TodaysVerse.net
Honour the LORD with thy substance, and with the firstfruits of all thine increase:
King James Version

Meaning

This verse comes from an extended wisdom poem in Proverbs, written as instruction to a young person learning how to live well. In ancient Israel, 'firstfruits' referred to a very specific practice: before you consumed any of your harvest, you brought the first — and therefore the best — portion to God as an offering. It was a concrete, physical act of trust, giving before you knew with certainty whether enough remained. The instruction to 'honor the Lord with your wealth' places generosity not at the tail end of financial planning, after every need and comfort is secured, but at the very beginning — as a posture of priority rather than a transaction squeezed in at the end.

Prayer

Lord, I want to be someone who gives first and not last — someone whose generosity is evidence of real trust in your provision, not just careful financial math. Help me put my money and my time where my faith says they belong. Loosen my grip on what I have been holding too tightly. Amen.

Reflection

There is a meaningful difference between giving what is left over and giving what comes first. One is generosity; the other is clearing out the surplus. The firstfruits practice in ancient Israel was not complicated — it was countercultural. The harvest was sitting right in front of you, and you hadn't eaten yet. And you gave before you consumed. That sequence was the entire point. It was a physical act that said, with your hands and not just your mouth: I am not the center of this story. My security doesn't begin with what I can hold onto. Most of us are honest enough to recognize that we give from the remainder — after the mortgage, the groceries, the subscriptions, the unexpected expense that changes everything. Then we look at what's left and call that generosity. The uncomfortable thing this verse surfaces is that the order of our giving reveals something real about where we believe our security actually comes from. This isn't a guilt trip. It is an invitation to try something that feels financially backward and turns out to be spiritually clarifying.
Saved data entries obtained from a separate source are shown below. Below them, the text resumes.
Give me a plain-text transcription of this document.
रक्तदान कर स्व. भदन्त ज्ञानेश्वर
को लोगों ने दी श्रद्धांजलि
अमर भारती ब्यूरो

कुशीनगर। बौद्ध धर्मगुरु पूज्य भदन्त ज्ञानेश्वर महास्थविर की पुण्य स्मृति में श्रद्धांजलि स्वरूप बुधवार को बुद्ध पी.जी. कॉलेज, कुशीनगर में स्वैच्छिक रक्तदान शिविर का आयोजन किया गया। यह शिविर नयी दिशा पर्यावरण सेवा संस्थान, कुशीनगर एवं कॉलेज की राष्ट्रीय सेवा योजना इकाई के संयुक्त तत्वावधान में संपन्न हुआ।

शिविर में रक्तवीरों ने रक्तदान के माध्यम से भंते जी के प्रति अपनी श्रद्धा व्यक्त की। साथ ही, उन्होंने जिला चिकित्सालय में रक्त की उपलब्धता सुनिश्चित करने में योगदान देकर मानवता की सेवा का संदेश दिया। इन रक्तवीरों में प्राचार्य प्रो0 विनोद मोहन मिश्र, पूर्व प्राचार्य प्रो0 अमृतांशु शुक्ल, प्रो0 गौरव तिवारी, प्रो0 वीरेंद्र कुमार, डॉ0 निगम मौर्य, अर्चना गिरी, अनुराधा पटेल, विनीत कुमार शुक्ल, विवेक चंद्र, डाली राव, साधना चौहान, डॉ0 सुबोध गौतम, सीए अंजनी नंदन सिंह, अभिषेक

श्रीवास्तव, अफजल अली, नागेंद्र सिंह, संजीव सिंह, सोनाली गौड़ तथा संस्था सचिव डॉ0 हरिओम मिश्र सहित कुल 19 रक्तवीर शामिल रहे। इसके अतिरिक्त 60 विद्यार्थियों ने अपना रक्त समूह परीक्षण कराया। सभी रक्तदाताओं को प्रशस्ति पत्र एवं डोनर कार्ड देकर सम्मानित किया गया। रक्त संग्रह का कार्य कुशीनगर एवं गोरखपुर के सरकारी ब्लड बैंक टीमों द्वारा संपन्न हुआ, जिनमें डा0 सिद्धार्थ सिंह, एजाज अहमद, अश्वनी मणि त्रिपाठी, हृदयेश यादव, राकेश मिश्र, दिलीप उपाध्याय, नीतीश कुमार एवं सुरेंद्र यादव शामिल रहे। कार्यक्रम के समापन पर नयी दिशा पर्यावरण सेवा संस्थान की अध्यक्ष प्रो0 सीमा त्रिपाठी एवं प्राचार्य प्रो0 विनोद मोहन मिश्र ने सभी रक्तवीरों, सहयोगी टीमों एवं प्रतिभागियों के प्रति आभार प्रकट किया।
What would actually change in you if generosity became the first decision you made with your resources, not the last?

Discussion Questions

1

What was the practical and spiritual significance of bringing 'firstfruits' in ancient Israel — why would the timing of the gift matter to God, rather than just the amount?

2

Be genuinely honest with yourself: does generosity currently come at the beginning of how you allocate your money and time, or after everything else is covered? What does that ordering reveal about where you actually believe your security comes from?

3

Some people argue that principles like tithing belong to the Old Testament and don't apply in the same way to followers of Jesus today. How do you personally navigate that tension, and does your answer affect how you actually practice generosity?

4

Generosity isn't only financial. How do you honor God and others with your time and attention — and is that also 'firstfruits' giving, or is it mostly what remains at the end of an already full week?

5

What would it take for you to restructure one financial or time habit so that generosity becomes the first decision rather than the last? What is one concrete step you could take in the next thirty days to move in that direction?